Nothing to it as Sooners return to World Series
From Rager, to LaChance, to everybody else, Oklahoma made beating 'Bama look easy
You know how Oklahoma’s been piling runs since NCAA play began?
This was better.
You know how well freshman pitcher Cord Rager’s been pitching?
This was better, too.
You know how it’s been a whole new world since the Sooners dropped two of three its last four SEC regular-season series and its conference tourney opener?
That world just got bigger.
We’ve made much of how hot OU’s been since regional bids were awarded and still none of it foreshadowed just how easy the Sooners would make it look upon returning to Omaha and the College World Series.
Saturday afternoon, OU dispatched Alabama 9-0 like it was a walk in the park, earning a day off and the honor of remaining in the winners’ bracket, which is kind of everything.
So good, the only negative anyone might level at the Sooners, who spent four years away from the CWS since reaching its best two-of-three championship series in 2022, would be to accuse them of peaking too early.
They were that good.
Let’s begin with Rager, who never lost his job in coach Skip Johnson’s rotation even as he pitched to a higher earned run average than those who did.
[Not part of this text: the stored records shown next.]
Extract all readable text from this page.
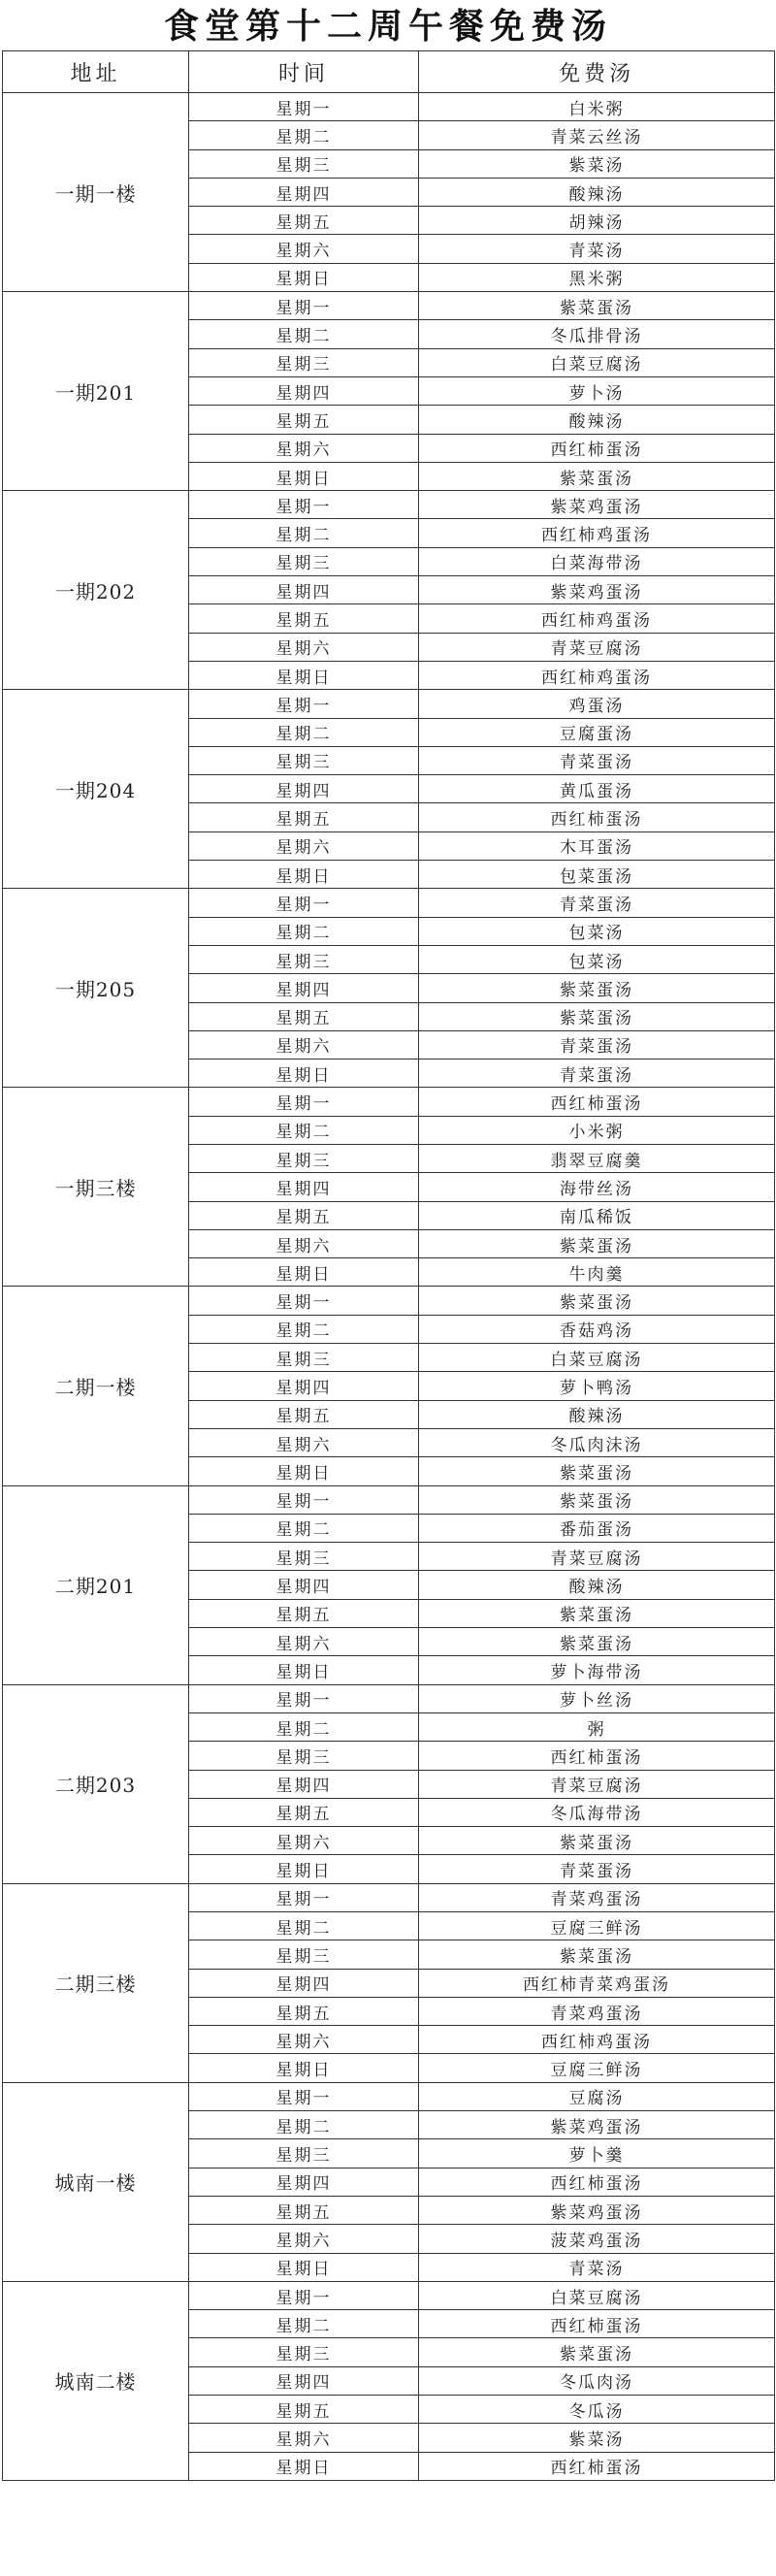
食堂第十二周午餐免费汤
地址	时间	免费汤
一期一楼	星期一	白米粥
	星期二	青菜云丝汤
	星期三	紫菜汤
	星期四	酸辣汤
	星期五	胡辣汤
	星期六	青菜汤
	星期日	黑米粥
一期201	星期一	紫菜蛋汤
	星期二	冬瓜排骨汤
	星期三	白菜豆腐汤
	星期四	萝卜汤
	星期五	酸辣汤
	星期六	西红柿蛋汤
	星期日	紫菜蛋汤
一期202	星期一	紫菜鸡蛋汤
	星期二	西红柿鸡蛋汤
	星期三	白菜海带汤
	星期四	紫菜鸡蛋汤
	星期五	西红柿鸡蛋汤
	星期六	青菜豆腐汤
	星期日	西红柿鸡蛋汤
一期204	星期一	鸡蛋汤
	星期二	豆腐蛋汤
	星期三	青菜蛋汤
	星期四	黄瓜蛋汤
	星期五	西红柿蛋汤
	星期六	木耳蛋汤
	星期日	包菜蛋汤
一期205	星期一	青菜蛋汤
	星期二	包菜汤
	星期三	包菜汤
	星期四	紫菜蛋汤
	星期五	紫菜蛋汤
	星期六	青菜蛋汤
	星期日	青菜蛋汤
一期三楼	星期一	西红柿蛋汤
	星期二	小米粥
	星期三	翡翠豆腐羹
	星期四	海带丝汤
	星期五	南瓜稀饭
	星期六	紫菜蛋汤
	星期日	牛肉羹
二期一楼	星期一	紫菜蛋汤
	星期二	香菇鸡汤
	星期三	白菜豆腐汤
	星期四	萝卜鸭汤
	星期五	酸辣汤
	星期六	冬瓜肉沫汤
	星期日	紫菜蛋汤
二期201	星期一	紫菜蛋汤
	星期二	番茄蛋汤
	星期三	青菜豆腐汤
	星期四	酸辣汤
	星期五	紫菜蛋汤
	星期六	紫菜蛋汤
	星期日	萝卜海带汤
二期203	星期一	萝卜丝汤
	星期二	粥
	星期三	西红柿蛋汤
	星期四	青菜豆腐汤
	星期五	冬瓜海带汤
	星期六	紫菜蛋汤
	星期日	青菜蛋汤
二期三楼	星期一	青菜鸡蛋汤
	星期二	豆腐三鲜汤
	星期三	紫菜蛋汤
	星期四	西红柿青菜鸡蛋汤
	星期五	青菜鸡蛋汤
	星期六	西红柿鸡蛋汤
	星期日	豆腐三鲜汤
城南一楼	星期一	豆腐汤
	星期二	紫菜鸡蛋汤
	星期三	萝卜羹
	星期四	西红柿蛋汤
	星期五	紫菜鸡蛋汤
	星期六	菠菜鸡蛋汤
	星期日	青菜汤
城南二楼	星期一	白菜豆腐汤
	星期二	西红柿蛋汤
	星期三	紫菜蛋汤
	星期四	冬瓜肉汤
	星期五	冬瓜汤
	星期六	紫菜汤
	星期日	西红柿蛋汤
Since NCAA play began, he’d thrown 12 innings, allowed eight hits and three runs, walked one and struck out 14 prior to Saturday.
All good.
Saturday, he threw seven innings for the first time, allowed three hits, no runs, walked nobody, plunked one and struck out eight, the last three Tide batters he faced included, the very last one being Eric Hines, after which ESPN analyst Ben McDonald called Rager “as dirty as a Bourbon Street martini.”
You’ve got to love it.
Rager did it all in 88 pitches (63 strikes). Along the way, he became the first freshman in World Series history to throw four no-hit innings and pushed his personal scoreless-inning streak to 15, which is bananas.
Then there’s catcher Deiten LaChance, who’d led OU with three home runs and 11 RBIs since NCAA play began, yet who severely twisted his left ankle rounding second base following Jaxon Willits’ first-inning single.
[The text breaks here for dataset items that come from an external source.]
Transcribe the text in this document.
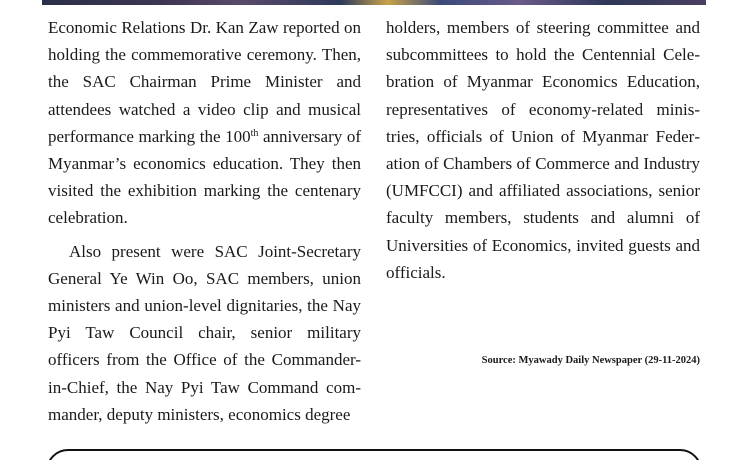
Economic Relations Dr. Kan Zaw reported on holding the commemorative ceremony. Then, the SAC Chairman Prime Minister and attendees watched a video clip and musical performance marking the 100th anniversary of Myanmar’s economics education. They then visited the exhibition marking the centenary celebration.

Also present were SAC Joint-Secretary General Ye Win Oo, SAC members, union ministers and union-level dignitaries, the Nay Pyi Taw Council chair, senior military officers from the Office of the Commander-in-Chief, the Nay Pyi Taw Command commander, deputy ministers, economics degree

holders, members of steering committee and subcommittees to hold the Centennial Celebration of Myanmar Economics Education, representatives of economy-related ministries, officials of Union of Myanmar Federation of Chambers of Commerce and Industry (UMFCCI) and affiliated associations, senior faculty members, students and alumni of Universities of Economics, invited guests and officials.

Source: Myawady Daily Newspaper (29-11-2024)
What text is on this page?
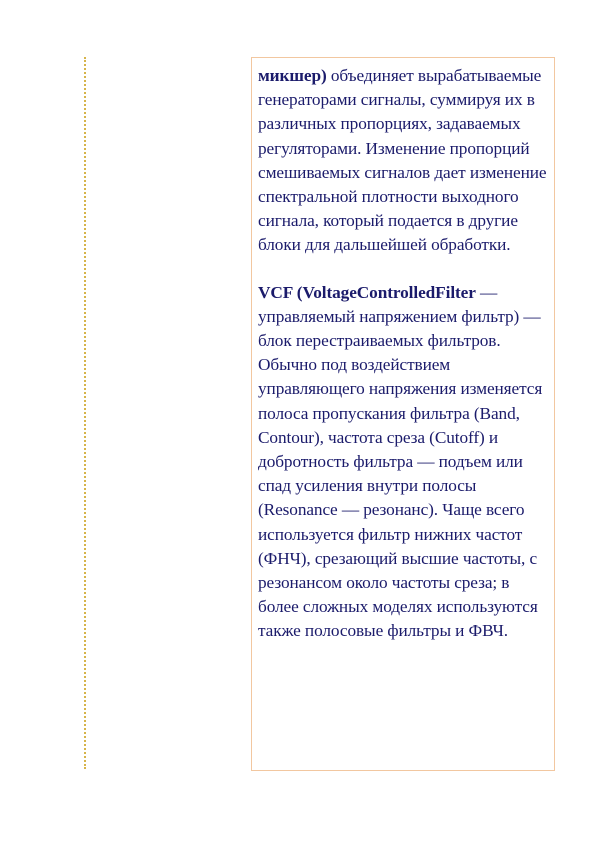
микшер) объединяет вырабатываемые генераторами сигналы, суммируя их в различных пропорциях, задаваемых регуляторами. Изменение пропорций смешиваемых сигналов дает изменение спектральной плотности выходного сигнала, который подается в другие блоки для дальшейшей обработки.

VCF (VoltageControlledFilter — управляемый напряжением фильтр) — блок перестраиваемых фильтров. Обычно под воздействием управляющего напряжения изменяется полоса пропускания фильтра (Band, Contour), частота среза (Cutoff) и добротность фильтра — подъем или спад усиления внутри полосы (Resonance — резонанс). Чаще всего используется фильтр нижних частот (ФНЧ), срезающий высшие частоты, с резонансом около частоты среза; в более сложных моделях используются также полосовые фильтры и ФВЧ.
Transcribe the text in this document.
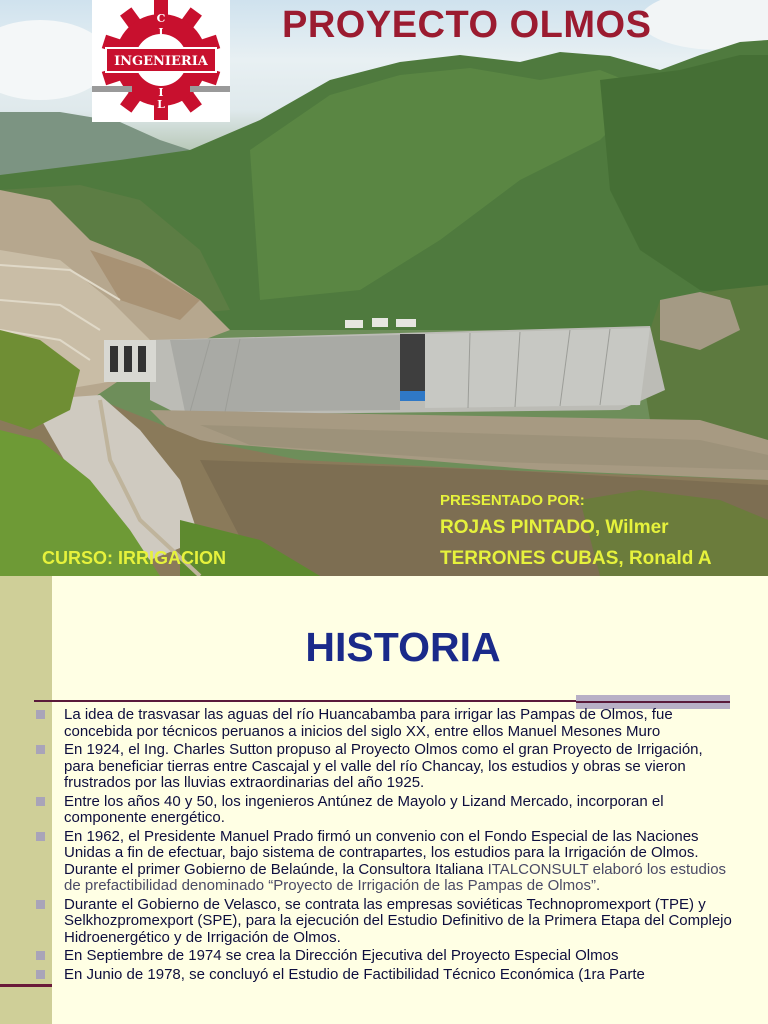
INGENIERIA
C
I
V
I
L
PROYECTO OLMOS
PRESENTADO POR:
ROJAS PINTADO, Wilmer
TERRONES CUBAS, Ronald A
CURSO: IRRIGACION
HISTORIA
La idea de trasvasar las aguas del río Huancabamba para irrigar las Pampas de Olmos, fue concebida por técnicos peruanos a inicios del siglo XX, entre ellos Manuel Mesones Muro
En 1924, el Ing. Charles Sutton propuso al Proyecto Olmos como el gran Proyecto de Irrigación, para beneficiar tierras entre Cascajal y el valle del río Chancay, los estudios y obras se vieron frustrados por las lluvias extraordinarias del año 1925.
Entre los años 40 y 50, los ingenieros Antúnez de Mayolo y Lizand Mercado, incorporan el componente energético.
En 1962, el Presidente Manuel Prado firmó un convenio con el Fondo Especial de las Naciones Unidas a fin de efectuar, bajo sistema de contrapartes, los estudios para la Irrigación de Olmos. Durante el primer Gobierno de Belaúnde, la Consultora Italiana ITALCONSULT elaboró los estudios de prefactibilidad denominado “Proyecto de Irrigación de las Pampas de Olmos”.
Durante el Gobierno de Velasco, se contrata las empresas soviéticas Technopromexport (TPE) y Selkhozpromexport (SPE), para la ejecución del Estudio Definitivo de la Primera Etapa del Complejo Hidroenergético y de Irrigación de Olmos.
En Septiembre de 1974 se crea la Dirección Ejecutiva del Proyecto Especial Olmos
En Junio de 1978, se concluyó el Estudio de Factibilidad Técnico Económica (1ra Parte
The rest of the way, LaChance limped horribly; when he ran, when he backtracked from the plate to catch a foul ball, when he went in and out of the dugout.
But he never left the game, made it home on Trey Gambill’s two-run first inning double to the right-center field gap, and two at bats later delivered the contest’s biggest blow, a screaming two-run sixth-inning home run that left his bat at 110 miles per hour and traveled 410 feet without hardly getting in the air, finishing beyond the bullpen tucked behind the left-field fence.
After Jason Walk walked to begin the top of the eighth, LaChance’s single was the first of five Sooner hits to produce four more Sooner runs. Even the double play he hit into in the third inning plated OU’s third run.
He wasn’t all.
Every Sooner in the lineup but nine-hole hitter Kyle Branch finished with at least a hit and OU finished with 11 total, creating its offense from the ground up, scoring all its runs with the benefit of just three walks and one hit batsman.
In the two-game super-regional round at Kansas, Jayhawk pitchers walked or plunked 14 Sooners.
This is how good it went for OU.
In the bottom of the sixth, after Alabama’s John Lemm and Eric Hines led off with back-to-back singles, Crimson Tide coach Rob Vaughn, his team down 3-0, for no apparent good reason, sent seven-hole hitter Brennan Holt to the plate to sacrifice.
Holt jabbed at the ball a couple times only to produce a two-strike count. Then, also for no apparent good reason, OU kept its corner infielders in rather than sending them back to regular depth.
Holt then lashed a hard ground ball, but with a garden hop, to first baseman Dayton Tockey, who turned and threw to shortstop Willits, covering second base, who fired back to Tockey at first and the Sooners were all but out of the frame. Next up, Luke Vaughn grounded to Branch at second base and they were out of it.
Easy peasy.
The twin-killing wasn’t OU’s only defensive moment.
After giving up a leadoff single to Holt in the eighth, Sooner reliever L.J. Mercurious got Vaughn on strikes before Peyton Steele hit into a 6-4-3 double play to end the frame.
A tough day for Steele, no Tide batter hit the ball harder than he did in the third inning, only for Sooner third baseman Cam Johnson to spear it with a dive and throw him out.
The Sooners’ last error came 26 innings ago, when Johnson misplayed Kansas’ Dylan Schlotterback’s ground ball.
OU and Alabama met for a three-game set the first weekend of April in Tuscaloosa. Alabama won the opener 10-7. OU won the next one 4-2. Alabama won the next one 3-2. Rager, out with an oblique strain, did not pitch.
A blessing in disguise?
Or maybe the Dodgers weren’t doing anything against Rager on Saturday either.
Georgia and Texas are playing right now and the Sooners get the winner at 6 p.m. Monday.
Texas swept OU the last weekend of March. Georgia and OU have not met.
No matter.
The Sooners have reinvented themselves.
Perhaps into the nation’s best team.